I poeti! Nulla da fare. Hanno il dono della preveggenza! (Red)
Da fonte ANSA: ".... I sacrifici non e' solo difficile farli, ma anche decidere di farli fare. Il ministro del Lavoro, Elsa Fornero, illustra con precisione, fermezza e molti dettagli tutte le norme pensionistiche ma quando arriva all'illustrazione del blocco della rivalutazione degli assegni la voce si ferma. Non riesce a finire la parola ''sacrificio'', si commuove, piange. Un momento di grande umanita', inatteso per chi immagina le manovre solo come un'alchimia tra numeri e tabelle ..."
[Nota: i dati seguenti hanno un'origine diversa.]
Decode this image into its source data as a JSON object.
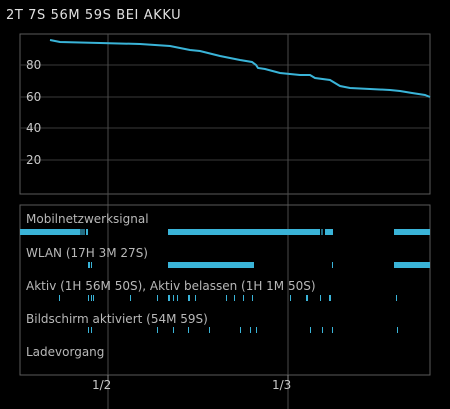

Il grande Trilussa, insigne poeta romano, aveva già visto questa scena ed aveva scritto versi appropriati nella sua poesia "La sincerità ne li comizzi":
..." Eppoi parlò de li principi sui,
e allora pianse: pianse così bene
che quasi ce rideva puro lui!" ...
Il ministro Fornero, che già si era distinta incavolandosi per il fatto che in una rappresentanza liberamente eletta destinata ad incontrarsi con lei non fossero presenti donne (dimenticandosi che erano pure assenti i trans e gli omo), ci perdoni: noi romani rinunciamo a tutto, proprio a tutto. Ma non a una battuta!